Considérant, en quatrième lieu, qu'aucune des dispositions du décret du 23 avril 2009 attaqué par les requérants n'est prise pour l'application de l'article L. 954-2 du code de l'éducation, qui, d'une part, confie au président de l'université la responsabilité de l'attribution des primes aux personnels qui sont affectés à l'établissement et, d'autre part, prévoit que le conseil d'administration peut créer des dispositifs d'intéressement ; que par conséquent l'article L. 954-2 du code de l'éducation n'est pas applicable au présent litige ;

Considérant, en cinquième lieu, que le moyen tiré de ce que certaines des dispositions de la loi du 10 août 2007 méconnaîtraient le principe constitutionnel d'indépendance en privant les enseignants-chercheurs de garanties légales dont ils bénéficiaient auparavant n'est pas assorti des précisions suffisantes pour permettre son renvoi au Conseil constitutionnel ;

DECIDE :

Article 1er : La question de la conformité à la Constitution des articles L. 712-8 et L. 954-1 du code de l'éducation est renvoyée au Conseil constitutionnel.

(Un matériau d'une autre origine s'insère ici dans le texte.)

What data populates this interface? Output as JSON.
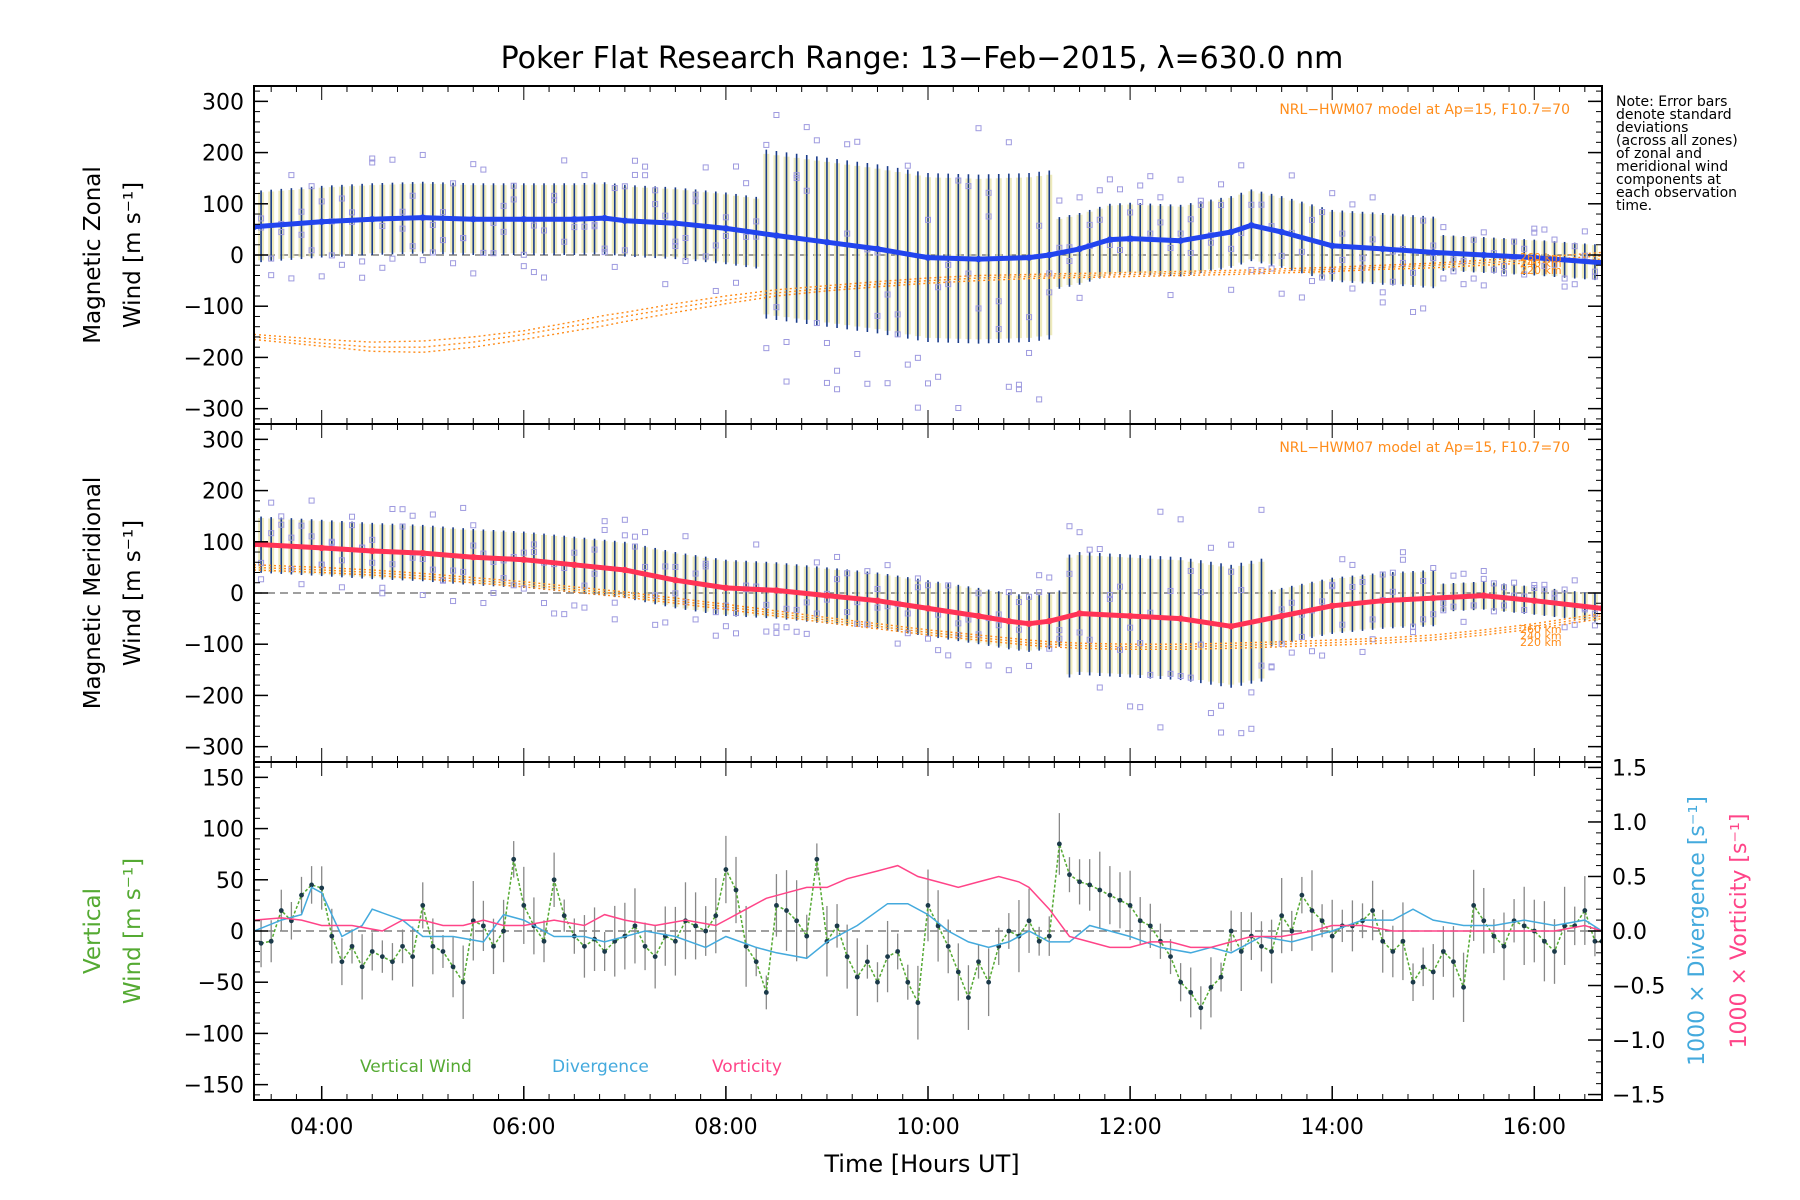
{
  "figure": {
    "title": "Poker Flat Research Range: 13−Feb−2015, λ=630.0 nm",
    "xlabel": "Time [Hours UT]",
    "note": "Note: Error bars\ndenote standard\ndeviations\n(across all zones)\nof zonal and\nmeridional wind\ncomponents at\neach observation\ntime."
  },
  "colors": {
    "zonal": "#2244ee",
    "meridional": "#ff3355",
    "vertical": "#55aa33",
    "divergence": "#44aadd",
    "vorticity": "#ff4488",
    "model": "#ff8c1a",
    "scatter": "#9e9adf",
    "errorbar": "#1a3c8a",
    "spread": "#e8e2a0"
  },
  "chart_data": [
    {
      "type": "line",
      "panel": "zonal",
      "ylabel_line1": "Magnetic Zonal",
      "ylabel_line2": "Wind [m s⁻¹]",
      "model_label": "NRL−HWM07 model at Ap=15, F10.7=70",
      "ylim": [
        -330,
        330
      ],
      "yticks": [
        300,
        200,
        100,
        0,
        -100,
        -200,
        -300
      ],
      "ytick_labels": [
        "300",
        "200",
        "100",
        "0",
        "−100",
        "−200",
        "−300"
      ],
      "xlim": [
        3.33,
        16.67
      ],
      "x": [
        3.33,
        4.0,
        4.5,
        5.0,
        5.5,
        6.0,
        6.5,
        6.8,
        7.0,
        7.5,
        8.0,
        8.5,
        9.0,
        9.5,
        10.0,
        10.5,
        11.0,
        11.2,
        11.5,
        11.8,
        12.0,
        12.5,
        13.0,
        13.2,
        13.5,
        14.0,
        14.5,
        15.0,
        15.5,
        16.0,
        16.67
      ],
      "series": [
        {
          "name": "Magnetic Zonal Wind",
          "values": [
            55,
            65,
            70,
            73,
            70,
            70,
            70,
            72,
            67,
            62,
            52,
            38,
            25,
            12,
            -5,
            -8,
            -5,
            0,
            12,
            30,
            32,
            28,
            45,
            58,
            45,
            18,
            12,
            5,
            0,
            -5,
            -15
          ]
        }
      ],
      "model_curves": [
        {
          "name": "260 km",
          "values": [
            -155,
            -165,
            -170,
            -168,
            -160,
            -148,
            -130,
            -118,
            -112,
            -95,
            -80,
            -68,
            -60,
            -52,
            -45,
            -40,
            -38,
            -37,
            -36,
            -35,
            -34,
            -32,
            -30,
            -29,
            -27,
            -24,
            -20,
            -16,
            -10,
            -5,
            5
          ]
        },
        {
          "name": "240 km",
          "values": [
            -160,
            -172,
            -180,
            -180,
            -170,
            -155,
            -138,
            -128,
            -120,
            -103,
            -88,
            -74,
            -65,
            -57,
            -50,
            -45,
            -42,
            -41,
            -40,
            -39,
            -38,
            -36,
            -34,
            -33,
            -31,
            -28,
            -24,
            -20,
            -15,
            -10,
            -2
          ]
        },
        {
          "name": "220 km",
          "values": [
            -165,
            -178,
            -188,
            -190,
            -180,
            -165,
            -148,
            -138,
            -130,
            -112,
            -95,
            -80,
            -70,
            -62,
            -55,
            -50,
            -46,
            -45,
            -44,
            -43,
            -42,
            -40,
            -38,
            -37,
            -35,
            -32,
            -28,
            -25,
            -20,
            -15,
            -8
          ]
        }
      ],
      "model_labels": [
        "260 km",
        "240 km",
        "220 km"
      ]
    },
    {
      "type": "line",
      "panel": "meridional",
      "ylabel_line1": "Magnetic Meridional",
      "ylabel_line2": "Wind [m s⁻¹]",
      "model_label": "NRL−HWM07 model at Ap=15, F10.7=70",
      "ylim": [
        -330,
        330
      ],
      "yticks": [
        300,
        200,
        100,
        0,
        -100,
        -200,
        -300
      ],
      "ytick_labels": [
        "300",
        "200",
        "100",
        "0",
        "−100",
        "−200",
        "−300"
      ],
      "xlim": [
        3.33,
        16.67
      ],
      "x": [
        3.33,
        4.0,
        4.5,
        5.0,
        5.5,
        6.0,
        6.5,
        7.0,
        7.5,
        8.0,
        8.5,
        9.0,
        9.5,
        10.0,
        10.5,
        10.8,
        11.0,
        11.2,
        11.5,
        12.0,
        12.5,
        13.0,
        13.5,
        14.0,
        14.5,
        15.0,
        15.5,
        16.0,
        16.67
      ],
      "series": [
        {
          "name": "Magnetic Meridional Wind",
          "values": [
            95,
            88,
            82,
            78,
            70,
            65,
            55,
            45,
            25,
            10,
            5,
            -5,
            -15,
            -30,
            -45,
            -55,
            -60,
            -55,
            -40,
            -45,
            -50,
            -65,
            -45,
            -25,
            -15,
            -10,
            -5,
            -15,
            -30
          ]
        }
      ],
      "model_curves": [
        {
          "name": "260 km",
          "values": [
            55,
            50,
            45,
            38,
            30,
            22,
            12,
            2,
            -10,
            -22,
            -35,
            -48,
            -60,
            -72,
            -82,
            -88,
            -92,
            -95,
            -98,
            -100,
            -100,
            -98,
            -95,
            -92,
            -88,
            -82,
            -72,
            -60,
            -40
          ]
        },
        {
          "name": "240 km",
          "values": [
            50,
            45,
            40,
            33,
            25,
            17,
            7,
            -3,
            -15,
            -27,
            -40,
            -53,
            -65,
            -77,
            -87,
            -93,
            -97,
            -100,
            -103,
            -105,
            -105,
            -103,
            -100,
            -97,
            -93,
            -87,
            -77,
            -65,
            -45
          ]
        },
        {
          "name": "220 km",
          "values": [
            45,
            40,
            35,
            28,
            20,
            12,
            2,
            -8,
            -20,
            -32,
            -45,
            -58,
            -70,
            -82,
            -92,
            -98,
            -102,
            -105,
            -108,
            -110,
            -110,
            -108,
            -105,
            -102,
            -98,
            -92,
            -82,
            -70,
            -50
          ]
        }
      ],
      "model_labels": [
        "260 km",
        "240 km",
        "220 km"
      ]
    },
    {
      "type": "line",
      "panel": "vertical",
      "ylabel_left_line1": "Vertical",
      "ylabel_left_line2": "Wind [m s⁻¹]",
      "ylabel_right1": "1000 × Divergence [s⁻¹]",
      "ylabel_right2": "1000 × Vorticity [s⁻¹]",
      "ylim": [
        -165,
        165
      ],
      "yticks": [
        150,
        100,
        50,
        0,
        -50,
        -100,
        -150
      ],
      "ytick_labels": [
        "150",
        "100",
        "50",
        "0",
        "−50",
        "−100",
        "−150"
      ],
      "ylim_right": [
        -1.55,
        1.55
      ],
      "yticks_right": [
        1.5,
        1.0,
        0.5,
        0.0,
        -0.5,
        -1.0,
        -1.5
      ],
      "ytick_right_labels": [
        "1.5",
        "1.0",
        "0.5",
        "0.0",
        "−0.5",
        "−1.0",
        "−1.5"
      ],
      "xlim": [
        3.33,
        16.67
      ],
      "xticks": [
        4,
        6,
        8,
        10,
        12,
        14,
        16
      ],
      "xtick_labels": [
        "04:00",
        "06:00",
        "08:00",
        "10:00",
        "12:00",
        "14:00",
        "16:00"
      ],
      "legend": [
        "Vertical Wind",
        "Divergence",
        "Vorticity"
      ],
      "series": [
        {
          "name": "Vertical Wind",
          "axis": "left",
          "x": [
            3.4,
            3.5,
            3.6,
            3.7,
            3.8,
            3.9,
            4.0,
            4.1,
            4.2,
            4.3,
            4.4,
            4.5,
            4.6,
            4.7,
            4.8,
            4.9,
            5.0,
            5.1,
            5.2,
            5.3,
            5.4,
            5.5,
            5.6,
            5.7,
            5.8,
            5.9,
            6.0,
            6.1,
            6.2,
            6.3,
            6.4,
            6.5,
            6.6,
            6.7,
            6.8,
            6.9,
            7.0,
            7.1,
            7.2,
            7.3,
            7.4,
            7.5,
            7.6,
            7.7,
            7.8,
            7.9,
            8.0,
            8.1,
            8.2,
            8.3,
            8.4,
            8.5,
            8.6,
            8.7,
            8.8,
            8.9,
            9.0,
            9.1,
            9.2,
            9.3,
            9.4,
            9.5,
            9.6,
            9.7,
            9.8,
            9.9,
            10.0,
            10.1,
            10.2,
            10.3,
            10.4,
            10.5,
            10.6,
            10.7,
            10.8,
            10.9,
            11.0,
            11.1,
            11.2,
            11.3,
            11.4,
            11.5,
            11.6,
            11.7,
            11.8,
            11.9,
            12.0,
            12.1,
            12.2,
            12.3,
            12.4,
            12.5,
            12.6,
            12.7,
            12.8,
            12.9,
            13.0,
            13.1,
            13.2,
            13.3,
            13.4,
            13.5,
            13.6,
            13.7,
            13.8,
            13.9,
            14.0,
            14.1,
            14.2,
            14.3,
            14.4,
            14.5,
            14.6,
            14.7,
            14.8,
            14.9,
            15.0,
            15.1,
            15.2,
            15.3,
            15.4,
            15.5,
            15.6,
            15.7,
            15.8,
            15.9,
            16.0,
            16.1,
            16.2,
            16.3,
            16.4,
            16.5,
            16.6,
            16.67
          ],
          "values": [
            -12,
            -10,
            20,
            10,
            35,
            45,
            42,
            -5,
            -30,
            -15,
            -35,
            -20,
            -25,
            -30,
            -15,
            -25,
            25,
            -15,
            -20,
            -35,
            -50,
            10,
            5,
            -15,
            0,
            70,
            25,
            5,
            -10,
            50,
            15,
            -5,
            -15,
            -8,
            -20,
            -10,
            -5,
            5,
            -15,
            -25,
            -5,
            -10,
            10,
            5,
            0,
            15,
            60,
            40,
            -15,
            -30,
            -60,
            25,
            20,
            10,
            -5,
            70,
            -10,
            5,
            -25,
            -45,
            -30,
            -50,
            -25,
            -20,
            -50,
            -70,
            25,
            5,
            -15,
            -40,
            -65,
            -30,
            -50,
            -15,
            0,
            -5,
            10,
            -10,
            -5,
            85,
            55,
            48,
            45,
            40,
            35,
            30,
            25,
            10,
            5,
            -10,
            -25,
            -50,
            -60,
            -75,
            -55,
            -45,
            0,
            -20,
            -5,
            -15,
            -20,
            15,
            0,
            35,
            20,
            10,
            -5,
            5,
            5,
            10,
            20,
            -10,
            -20,
            -10,
            -50,
            -35,
            -40,
            -20,
            -30,
            -55,
            25,
            10,
            -5,
            -15,
            10,
            5,
            0,
            -10,
            -20,
            5,
            5,
            20,
            -10,
            -10
          ]
        },
        {
          "name": "Divergence",
          "axis": "right",
          "x": [
            3.33,
            3.6,
            3.8,
            3.9,
            4.0,
            4.2,
            4.4,
            4.5,
            4.8,
            5.0,
            5.3,
            5.6,
            5.8,
            6.0,
            6.3,
            6.6,
            6.8,
            7.0,
            7.2,
            7.5,
            7.8,
            8.0,
            8.3,
            8.5,
            8.8,
            9.0,
            9.3,
            9.6,
            9.8,
            10.0,
            10.2,
            10.4,
            10.6,
            10.8,
            11.0,
            11.2,
            11.4,
            11.6,
            11.8,
            12.0,
            12.3,
            12.6,
            12.8,
            13.0,
            13.3,
            13.6,
            14.0,
            14.3,
            14.6,
            14.8,
            15.0,
            15.3,
            15.6,
            15.9,
            16.2,
            16.5,
            16.67
          ],
          "values": [
            0.0,
            0.1,
            0.15,
            0.4,
            0.35,
            -0.05,
            0.05,
            0.2,
            0.1,
            -0.05,
            -0.05,
            -0.1,
            0.15,
            0.1,
            -0.05,
            -0.05,
            -0.1,
            -0.05,
            0.0,
            -0.05,
            -0.15,
            -0.05,
            -0.15,
            -0.2,
            -0.25,
            -0.1,
            0.05,
            0.25,
            0.25,
            0.15,
            0.0,
            -0.1,
            -0.15,
            -0.1,
            0.0,
            -0.1,
            -0.1,
            0.05,
            0.0,
            -0.05,
            -0.15,
            -0.2,
            -0.15,
            -0.2,
            -0.05,
            -0.1,
            0.0,
            0.1,
            0.1,
            0.2,
            0.1,
            0.05,
            0.05,
            0.1,
            0.05,
            0.1,
            0.0
          ]
        },
        {
          "name": "Vorticity",
          "axis": "right",
          "x": [
            3.33,
            3.6,
            3.8,
            4.0,
            4.3,
            4.6,
            4.8,
            5.0,
            5.2,
            5.4,
            5.6,
            5.8,
            6.0,
            6.3,
            6.6,
            6.8,
            7.0,
            7.3,
            7.6,
            7.9,
            8.0,
            8.2,
            8.4,
            8.6,
            8.8,
            9.0,
            9.2,
            9.5,
            9.7,
            9.9,
            10.1,
            10.3,
            10.5,
            10.7,
            10.9,
            11.0,
            11.2,
            11.4,
            11.6,
            11.8,
            12.0,
            12.2,
            12.4,
            12.6,
            12.8,
            13.0,
            13.2,
            13.5,
            13.8,
            14.0,
            14.3,
            14.6,
            15.0,
            15.3,
            15.6,
            15.9,
            16.2,
            16.5,
            16.67
          ],
          "values": [
            0.1,
            0.12,
            0.1,
            0.05,
            0.05,
            0.0,
            0.1,
            0.1,
            0.05,
            0.05,
            0.1,
            0.05,
            0.05,
            0.1,
            0.05,
            0.15,
            0.1,
            0.05,
            0.1,
            0.05,
            0.1,
            0.2,
            0.3,
            0.35,
            0.4,
            0.4,
            0.48,
            0.55,
            0.6,
            0.5,
            0.45,
            0.4,
            0.45,
            0.5,
            0.45,
            0.4,
            0.2,
            -0.05,
            -0.1,
            -0.15,
            -0.15,
            -0.1,
            -0.1,
            -0.15,
            -0.15,
            -0.1,
            -0.05,
            -0.05,
            0.0,
            0.05,
            0.05,
            0.0,
            0.0,
            0.0,
            0.0,
            0.0,
            0.0,
            0.05,
            0.0
          ]
        }
      ]
    }
  ]
}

Article 2 : Il est sursis à statuer sur les requêtes du COLLECTIF POUR LA DEFENSE DE L'UNIVERSITE et de M. C et autres jusqu'à ce que le Conseil constitutionnel ait tranché la question de constitutionnalité ainsi soulevée.

Article 3 : Il n'y a pas lieu de renvoyer au Conseil constitutionnel la question prioritaire de constitutionnalité soulevée par le COLLECTIF POUR LA DEFENSE DE L'UNIVERSITE et par M. C et autres, en tant qu'elle concerne les articles 8 et 10 de la loi du 11 janvier 1984, le dernier alinéa de l'article L. 952-3 du code de l'éducation, l'article L. 954-2 du code de l'éducation et diverses dispositions d'abrogation contenues dans la loi n° 2007-1199 du 10 août 2007.

Article 4 : La présente décision sera notifiée au COLLECTIF POUR LA DEFENSE DE L'UNIVERSITE, à M. Olivier C, à Mme Cécile CHANAIS, à Mme Pascale E, à M. Jean B, à M. Jacques D, au Premier ministre, à la ministre de l'enseignement supérieur et de la recherche et au ministre du travail, de la solidarité et de la fonction publique.